Wednesday, November 11, 2009

This day in history: Iri Station Explosion.

In Korea, November 11th is Pepero Day---or Garaetteok Day, depending---though it's also the anniversary of a large man-made disaster, the Iri Station Explosion (이리역폭발사건).

About the only significant bit of information I can find in English comes "Emergency Management in Korea: Just Started, but Rapidly Evolving," [.doc] a chapter in the Comparative Emergency Management Book Project available online from the United States Federal Emergency Management Agency [FEMA] website.
A blast occurred in a train with 40-ton explosives at Iri Station at 9:15 pm on November 11, 1977. As a result, 59 people were killed, 185 people were seriously injured, and 1,158 people were slightly injured. The Iri station explosion was a man-made disaster, considering the mistake of one drunken guard who was careless with the dynamite on the train. When he attempted to ignite the candle, he mistakenly set the fire to dynamite. The total number of emergency responders reacting to the explosion and help recover from this disaster was 107,787. In particular, military personnel, including not only the current soldiers but also the national guards, played many important roles in response and recovery. Through this disaster experience, cooperation with military force was deeply emphasized.

Here are a couple pictures of the scene:




You can probably view some other pictures via a Google Image search, though there's not much out there. Another picture I tried to retrieve was on an Empas blog that caused Internet Explorer to crash and caused me to lose over an hour's worth of work on this post, so I'd advise against it. There's really not much available in English, and in fact the only other substantial write-up I've found was on GordSellar.com in 2008; an excerpt:
Actually, Iksan is a great microcosm of development in Korea.

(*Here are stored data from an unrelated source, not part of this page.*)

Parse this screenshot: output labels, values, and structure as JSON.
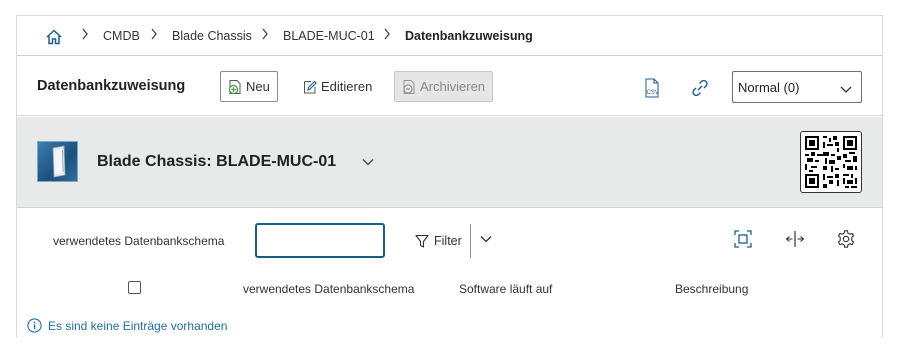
{
  "breadcrumb": {
    "home_icon": "home-icon",
    "items": [
      "CMDB",
      "Blade Chassis",
      "BLADE-MUC-01"
    ],
    "current": "Datenbankzuweisung"
  },
  "toolbar": {
    "title": "Datenbankzuweisung",
    "new_label": "Neu",
    "edit_label": "Editieren",
    "archive_label": "Archivieren",
    "csv_icon": "csv-export-icon",
    "link_icon": "link-icon",
    "view_select_value": "Normal (0)"
  },
  "object": {
    "title": "Blade Chassis: BLADE-MUC-01",
    "image_icon": "blade-chassis-image",
    "qr_icon": "qr-code"
  },
  "filter": {
    "label": "verwendetes Datenbankschema",
    "input_value": "",
    "button_label": "Filter"
  },
  "table": {
    "columns": [
      "verwendetes Datenbankschema",
      "Software läuft auf",
      "Beschreibung"
    ]
  },
  "empty_message": "Es sind keine Einträge vorhanden",
  "colors": {
    "accent": "#175d84",
    "info": "#1d6fa5",
    "header_bg": "#e8e9e9",
    "new_icon": "#3aa13a"
  }
}
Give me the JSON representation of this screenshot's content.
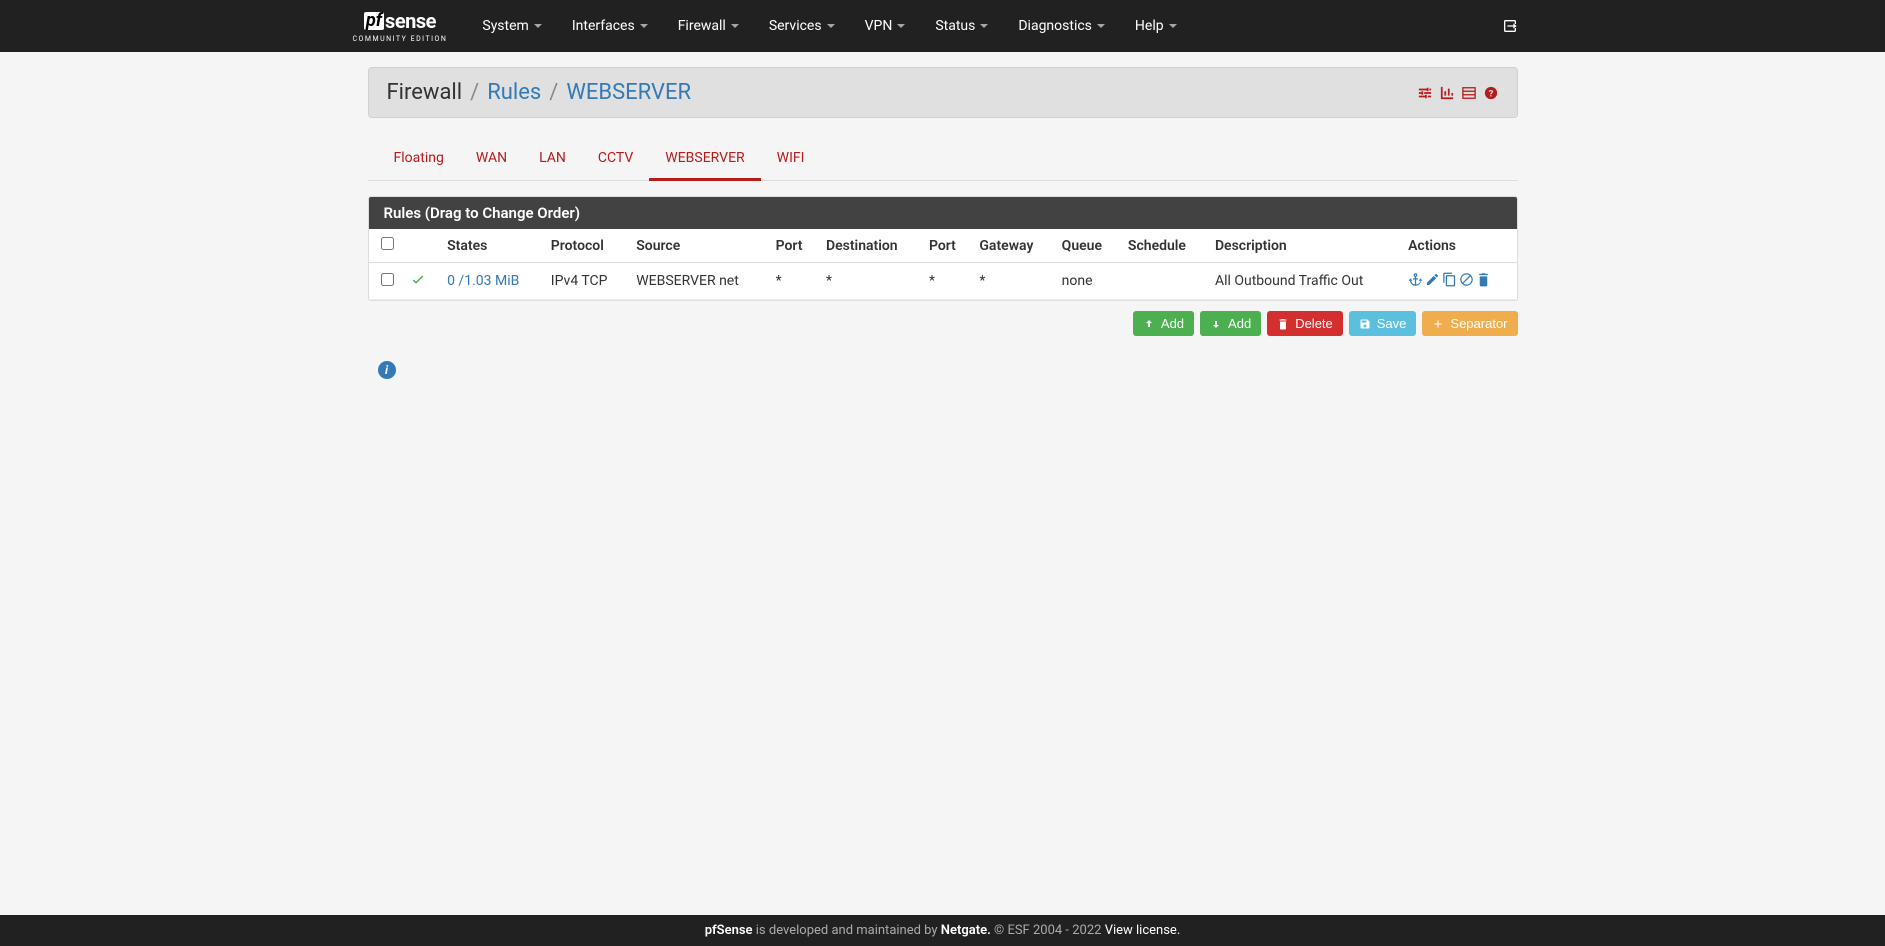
{
  "logo": {
    "prefix": "pf",
    "suffix": "sense",
    "sub": "COMMUNITY EDITION"
  },
  "nav": {
    "items": [
      "System",
      "Interfaces",
      "Firewall",
      "Services",
      "VPN",
      "Status",
      "Diagnostics",
      "Help"
    ]
  },
  "breadcrumb": {
    "root": "Firewall",
    "l1": "Rules",
    "l2": "WEBSERVER"
  },
  "tabs": {
    "items": [
      "Floating",
      "WAN",
      "LAN",
      "CCTV",
      "WEBSERVER",
      "WIFI"
    ],
    "active": "WEBSERVER"
  },
  "panel": {
    "title": "Rules (Drag to Change Order)",
    "columns": [
      "",
      "",
      "States",
      "Protocol",
      "Source",
      "Port",
      "Destination",
      "Port",
      "Gateway",
      "Queue",
      "Schedule",
      "Description",
      "Actions"
    ],
    "rows": [
      {
        "states": "0 /1.03 MiB",
        "protocol": "IPv4 TCP",
        "source": "WEBSERVER net",
        "sport": "*",
        "dest": "*",
        "dport": "*",
        "gateway": "*",
        "queue": "none",
        "schedule": "",
        "description": "All Outbound Traffic Out"
      }
    ]
  },
  "buttons": {
    "add_up": "Add",
    "add_down": "Add",
    "delete": "Delete",
    "save": "Save",
    "separator": "Separator"
  },
  "footer": {
    "brand": "pfSense",
    "text1": " is developed and maintained by ",
    "netgate": "Netgate.",
    "text2": " © ESF 2004 - 2022 ",
    "license": "View license."
  }
}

Downtown (not pictured above) was all new and modern, with big multi-lane roads, a shopping district laid out relatively logically (that is, on a grid) and it was easy to navigate, get around in, and so on. The reason for this, however, was awful: one night in November 11th, 1977 — when the town (or at least the train station) was still normally called by its old name, “Iri” — there was an accident at the train station. The way I heard it, someone was moving crates in a military shipment — unmarked, of course, for security reasons, right? — and he discovered what was in the crates when his cigarette lit them, and the crates exploded.

I don’t know whether that’s true, of course — how would anyone know that it was this or that guy, whether he was smoking or just, you know, dropped a crate? And would the ask of a cigarette actually set off dynamite? Isn’t it just as likely that a box got dropped and blew up? I don’t know, but this is exactly the kind of tangled urban legend that grows up around these kinds of events. But the effect is incontestable. The account on Wikipedia (in Korean only) suggests, if I’m getting it right, that someone lit a candle or lantern while moving the crates at night, which contained about forty tons of high explosives. They weren’t supposed to have been there, but they were.

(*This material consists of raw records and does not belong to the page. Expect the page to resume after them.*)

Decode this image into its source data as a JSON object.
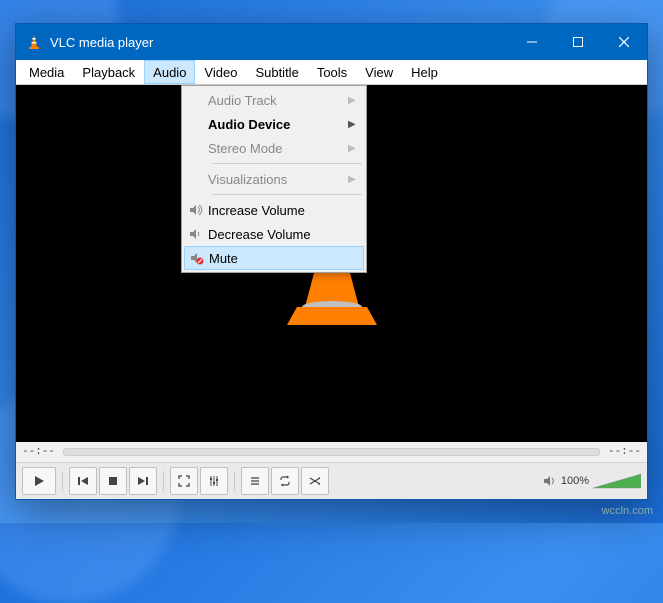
{
  "titlebar": {
    "title": "VLC media player"
  },
  "menubar": {
    "media": "Media",
    "playback": "Playback",
    "audio": "Audio",
    "video": "Video",
    "subtitle": "Subtitle",
    "tools": "Tools",
    "view": "View",
    "help": "Help"
  },
  "dropdown": {
    "audio_track": "Audio Track",
    "audio_device": "Audio Device",
    "stereo_mode": "Stereo Mode",
    "visualizations": "Visualizations",
    "increase_volume": "Increase Volume",
    "decrease_volume": "Decrease Volume",
    "mute": "Mute"
  },
  "seekbar": {
    "time_current": "--:--",
    "time_total": "--:--"
  },
  "controls": {
    "volume_pct": "100%"
  },
  "watermark": "wccln.com"
}
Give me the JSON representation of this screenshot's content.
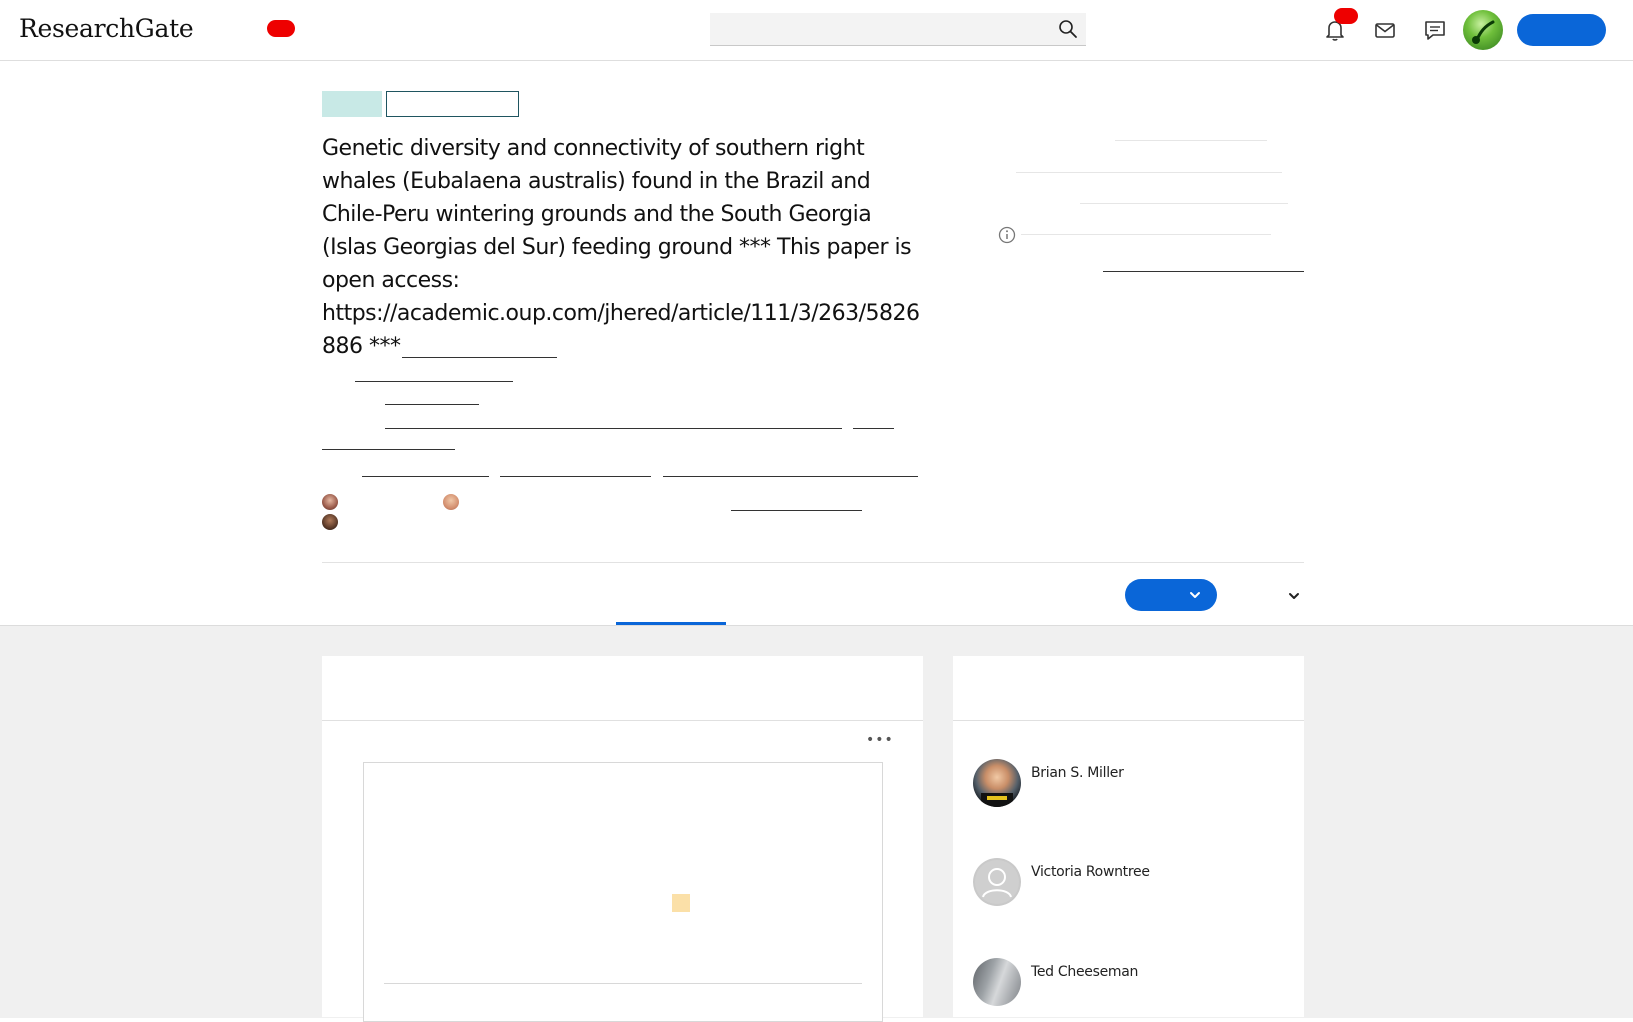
{
  "header": {
    "logo": "ResearchGate",
    "search": {
      "placeholder": ""
    },
    "colors": {
      "accent": "#0a66d8",
      "badge": "#ee0000"
    },
    "icons": [
      "search-icon",
      "bell-icon",
      "mail-icon",
      "chat-icon"
    ]
  },
  "publication": {
    "title": "Genetic diversity and connectivity of southern right whales (Eubalaena australis) found in the Brazil and Chile-Peru wintering grounds and the South Georgia (Islas Georgias del Sur) feeding ground *** This paper is open access: https://academic.oup.com/jhered/article/111/3/263/5826886 ***"
  },
  "people": [
    {
      "name": "Brian S. Miller",
      "avatar": "brian-photo"
    },
    {
      "name": "Victoria Rowntree",
      "avatar": "default-user"
    },
    {
      "name": "Ted Cheeseman",
      "avatar": "ted-photo"
    }
  ],
  "preview": {
    "menu_label": "•••"
  }
}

In any case, an older gentleman I knew in Iksan told me he was drinking soju with his buddies in Jeonju when it happened, and they heard the sound of the blast. From a distance of about 20 kilometers away, they heard the sound so clearly that it overpowered all the conversation in the establishment where they were drinking, as well as the TV. Boom. They didn’t know it then, but downtown Iksan had just been smashed apart, or, at least, the area immediately in front of the train station had been destroyed.

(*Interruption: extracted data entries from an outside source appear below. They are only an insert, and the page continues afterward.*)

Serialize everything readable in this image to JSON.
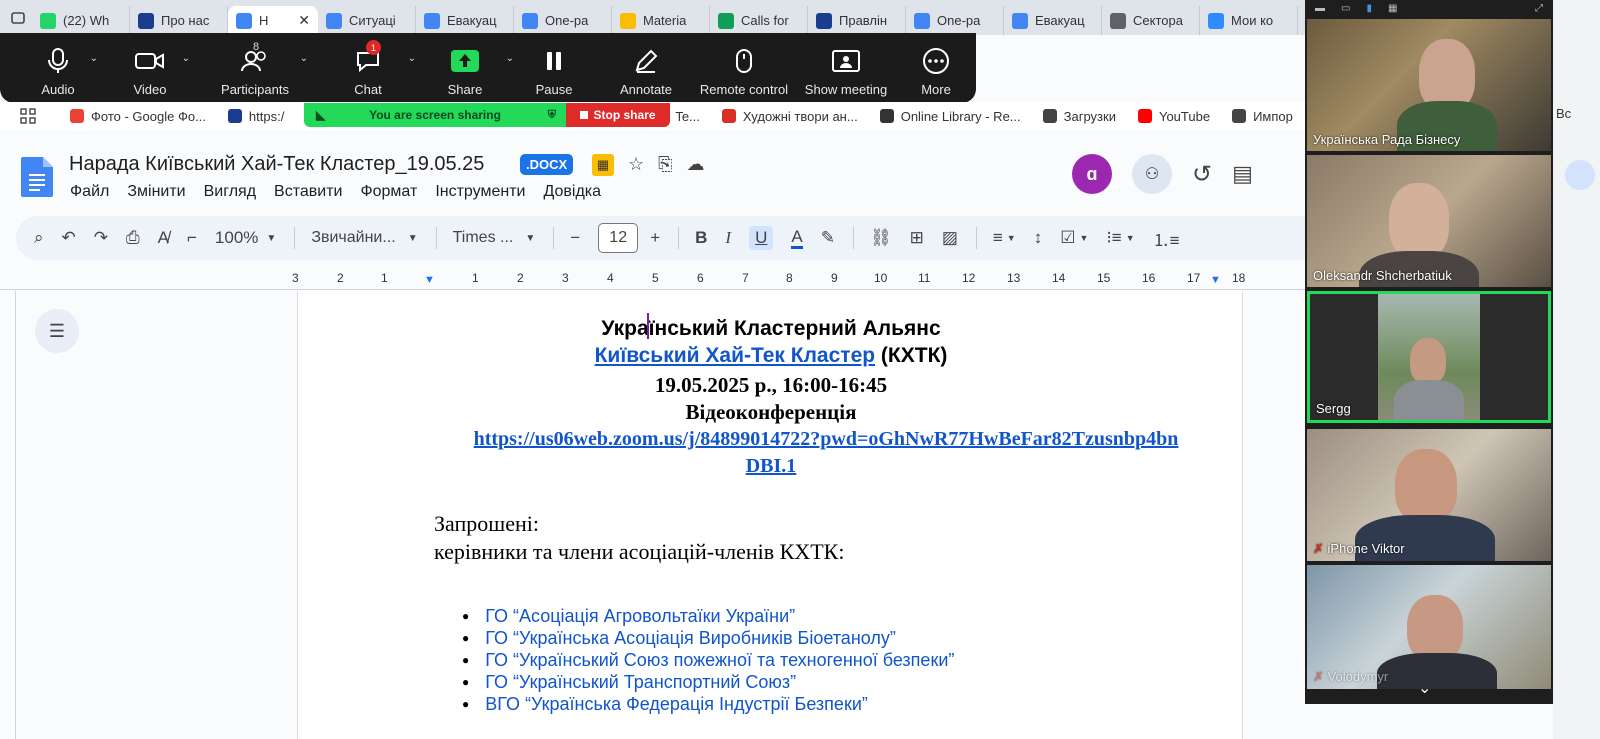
{
  "browser": {
    "tabs": [
      {
        "label": "(22) Wh",
        "icon": "whatsapp-icon",
        "color": "#25d366"
      },
      {
        "label": "Про нас",
        "icon": "site-icon",
        "color": "#1a3d8f"
      },
      {
        "label": "Н",
        "icon": "docs-icon",
        "color": "#4285f4",
        "active": true
      },
      {
        "label": "Ситуаці",
        "icon": "docs-icon",
        "color": "#4285f4"
      },
      {
        "label": "Евакуац",
        "icon": "docs-icon",
        "color": "#4285f4"
      },
      {
        "label": "One-pa",
        "icon": "docs-icon",
        "color": "#4285f4"
      },
      {
        "label": "Materia",
        "icon": "drive-icon",
        "color": "#fbbc04"
      },
      {
        "label": "Calls for",
        "icon": "sheets-icon",
        "color": "#0f9d58"
      },
      {
        "label": "Правлін",
        "icon": "site-icon",
        "color": "#1a3d8f"
      },
      {
        "label": "One-pa",
        "icon": "docs-icon",
        "color": "#4285f4"
      },
      {
        "label": "Евакуац",
        "icon": "docs-icon",
        "color": "#4285f4"
      },
      {
        "label": "Сектора",
        "icon": "globe-icon",
        "color": "#5f6368"
      },
      {
        "label": "Мои ко",
        "icon": "zoom-icon",
        "color": "#2d8cff"
      }
    ],
    "bookmarks": [
      {
        "label": "Фото - Google Фо...",
        "icon": "photos-icon",
        "color": "#ea4335"
      },
      {
        "label": "https:/",
        "icon": "site-icon",
        "color": "#1a3d8f"
      },
      {
        "label": "Te...",
        "icon": "site-icon",
        "color": "#888888"
      },
      {
        "label": "Художні твори ан...",
        "icon": "site-icon",
        "color": "#d93025"
      },
      {
        "label": "Online Library - Re...",
        "icon": "library-icon",
        "color": "#333333"
      },
      {
        "label": "Загрузки",
        "icon": "download-icon",
        "color": "#444444"
      },
      {
        "label": "YouTube",
        "icon": "youtube-icon",
        "color": "#ff0000"
      },
      {
        "label": "Импор",
        "icon": "folder-icon",
        "color": "#444444"
      }
    ],
    "edge_text": "Вс"
  },
  "zoom": {
    "toolbar": [
      {
        "key": "audio",
        "label": "Audio"
      },
      {
        "key": "video",
        "label": "Video"
      },
      {
        "key": "participants",
        "label": "Participants",
        "count": "8"
      },
      {
        "key": "chat",
        "label": "Chat",
        "badge": "1"
      },
      {
        "key": "share",
        "label": "Share"
      },
      {
        "key": "pause",
        "label": "Pause"
      },
      {
        "key": "annotate",
        "label": "Annotate"
      },
      {
        "key": "remote",
        "label": "Remote control"
      },
      {
        "key": "showmeeting",
        "label": "Show meeting"
      },
      {
        "key": "more",
        "label": "More"
      }
    ],
    "sharing_text": "You are screen sharing",
    "stop_share": "Stop share",
    "participants": [
      {
        "name": "Українська Рада Бізнесу"
      },
      {
        "name": "Oleksandr Shcherbatiuk"
      },
      {
        "name": "Sergg",
        "active": true
      },
      {
        "name": "iPhone  Viktor",
        "muted": true
      },
      {
        "name": "Volodymyr",
        "muted": true
      }
    ]
  },
  "docs": {
    "title": "Нарада Київський Хай-Тек Кластер_19.05.25",
    "ext_badge": ".DOCX",
    "menu": [
      "Файл",
      "Змінити",
      "Вигляд",
      "Вставити",
      "Формат",
      "Інструменти",
      "Довідка"
    ],
    "toolbar": {
      "zoom": "100%",
      "style": "Звичайни...",
      "font": "Times ...",
      "font_size": "12"
    },
    "ruler": [
      "3",
      "2",
      "1",
      "1",
      "2",
      "3",
      "4",
      "5",
      "6",
      "7",
      "8",
      "9",
      "10",
      "11",
      "12",
      "13",
      "14",
      "15",
      "16",
      "17",
      "18"
    ],
    "content": {
      "line1": "Український Кластерний Альянс",
      "line2_link": "Київський Хай-Тек Кластер",
      "line2_rest": " (КХТК)",
      "line3": "19.05.2025 р., 16:00-16:45",
      "line4": "Відеоконференція",
      "link_a": "https://us06web.zoom.us/j/84899014722?pwd=oGhNwR77HwBeFar82Tzusnbp4bn",
      "link_b": "DBI.1",
      "invited": "Запрошені:",
      "invited_desc": "керівники та члени асоціацій-членів КХТК:",
      "bullets": [
        "ГО “Асоціація Агровольтаїки України”",
        "ГО “Українська Асоціація Виробників Біоетанолу”",
        "ГО “Український Союз пожежної та техногенної безпеки”",
        "ГО “Український Транспортний Союз”",
        "ВГО “Українська Федерація Індустрії Безпеки”"
      ]
    }
  }
}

I first got on this trail ages ago when I noticed a picture in the Gwangju bus terminal of a bus going to Iri.



It caught my attention both because I had never heard of it and because, coincidentally, there's a lake and a town Erie in Pennsylvania. Korea's Iri city (이리시) doesn't exist anymore, because it and Iksan county were merged into Iksan city, Jeollabuk-do, in 1995. As far as I can tell, from this Naver encyclopedia page, a new station opened in Iri in 1978, and it, too, changed its name in 1995.

5 comments:

This Is Me Posting said...
This comment has been removed by the author.
Zach said...

One of my first thoughts was that someone was drunk. Turns out I was right.

kushibo said...

This Is Me Posting, it reminded me of the careless smoker who set off the Taegu subway explosion.

Simning said...

Thanks for the information. It was only last week that I first learned of this disaster. I found reference to it in a book by Simon Winchester called Korea: A Walk Through the Land of Miracles. Interesting book but a bit dated.

xelagg said...

I was about 11 years old at the time of the explosion, which blew out a couple of our windows. The story back then was that the security officer watching the waggon made a fire because of the cold. He then fell asleep and woke up to find the waggon burning. Knowing what was inside made him run away and save his life to be later excecuted.